Les scénarios catastrophe sont typiques de ce genre d’histoires. Dans Le jour d’après, le déséquilibre est incarné par une immense dépression glaciaire. Les personnages luttent pour leur survie. L’histoire se termine quand la tempête s’achève (et que les héros ont survécu).

Parfois, le déséquilibre prend la forme d’une lutte entre plusieurs puissances, avec des vues antagonistes et des visions du monde opposées.

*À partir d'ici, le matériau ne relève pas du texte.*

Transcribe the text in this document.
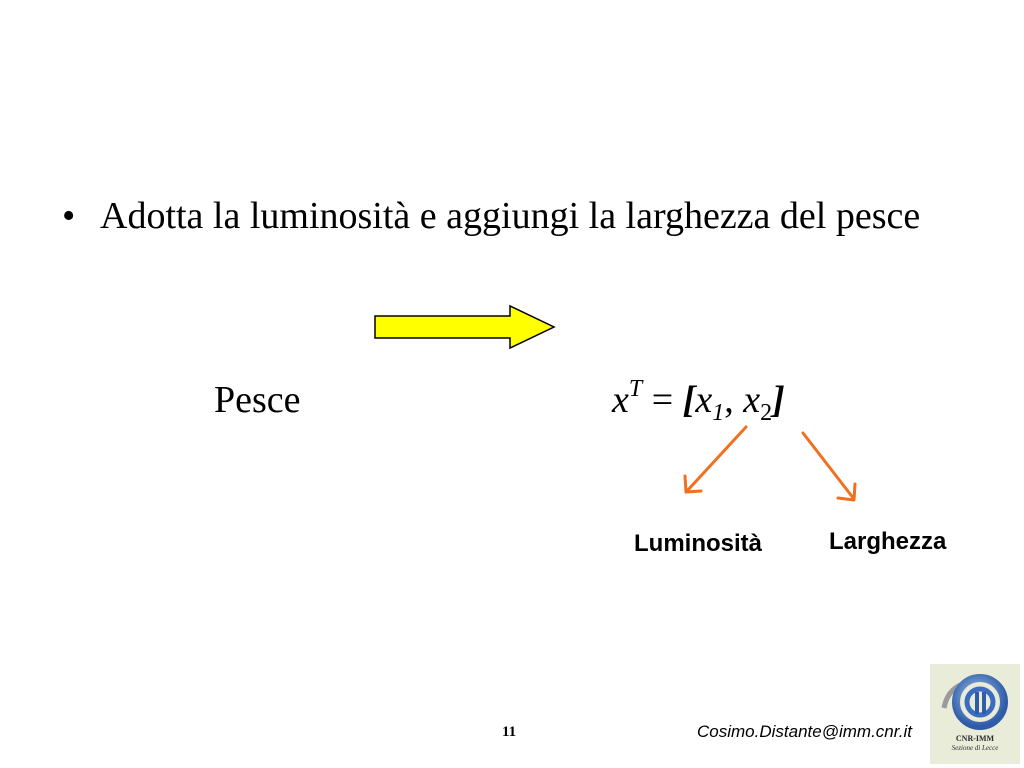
• Adotta la luminosità e aggiungi la larghezza del pesce
Pesce	$x^T = [x_1$, $x_2$]
Luminosità	Larghezza
11	Cosimo.Distante@imm.cnr.it	CNR-IMM
Sezione di Lecce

Dans Salammbô, Flaubert met en scène un conflit entre une coalition disparate de mercenaires et de peuplades d’une part, et la cité de Carthage d’autre part. Le déséquilibre naît de l’incapacité de Carthage à payer ce qu’elle doit aux mercenaires. Cette défaillance va provoquer une série d’événements dans lesquels les personnages seront ballottés. L’histoire se termine quand la rébellion des mercenaires est matée et leur chef tué. L’équilibre a été rétabli. Salammbô, tout comme Mato et Hamilcar, sont des personnages symboles. Mato incarne l’esprit de la rébellion, Hamilcar celui de l’ordre établi, Salammbô la tentation d’un autre possible.

L’élu qui doit ramener l’équilibre (dans la Force)

La figure de l’élu est un cliché que l’on rencontre très régulièrement dans les histoires à événement. L’élu peut revêtir plusieurs formes. Sauveur, protecteur, guide… C’est un personnage symbole qui incarne à lui tout seul le concept de basculement vers un nouvel équilibre.

Les exemples ne manquent pas (Harry Potter, Matrix…) qui y vont souvent avec des gros sabots, genre :
— Tu es l’élu.
— Quoi ? Mais, j’ai rien demandé, moi ! Je veux pas !
— Rien à foutre, t’es l’élu. Alors tu fermes ta gueule et c’est marre. Va sauver le monde !
— Ah ? Bon. Ok.

Dommage, parce qu’il est tout à fait possible d’aborder le thème de l’élu avec délicatesse et (un peu) de subtilité.

Dans Nausicaa de la Vallée du vent, Miyazaki dépeint un monde dont la nature a été déséquilibrée voilà des siècles par l’humanité, suite à l’usage d’armes effroyables, probablement de nature atomique. L’ancien monde se meurt et une nature nouvelle prend sa place : la forêt toxique et ses insectes géants, la Fukaï. Les hommes pensent que la Fukaï finira par recouvrir le monde si rien n’est fait. Ce qui signifiera la fin de l’humanité. Mais la lutte semble vaine et dès le début, Miyazaki expose l’idée d’un élu. Un être qui descendra du ciel sur un tapi doré et guidera les hommes vers leur salut.

Dans ce contexte, le personnage de Nausicaa incarne une autre voie. Elle ne voit pas dans la Fukaï un ennemi. Au contraire, elle a compris que cette nouvelle flore nettoyait le sol, rendu toxique par les hommes. Elle va apprendre aux hommes à vivre en harmonie avec la Fukaï. Pour cela, elle devra pratiquement se sacrifier. Bref, Nausicaa est l’élue dont parlent les légendes (sérieux, vous ne l’aviez pas vu venir ? rhooo).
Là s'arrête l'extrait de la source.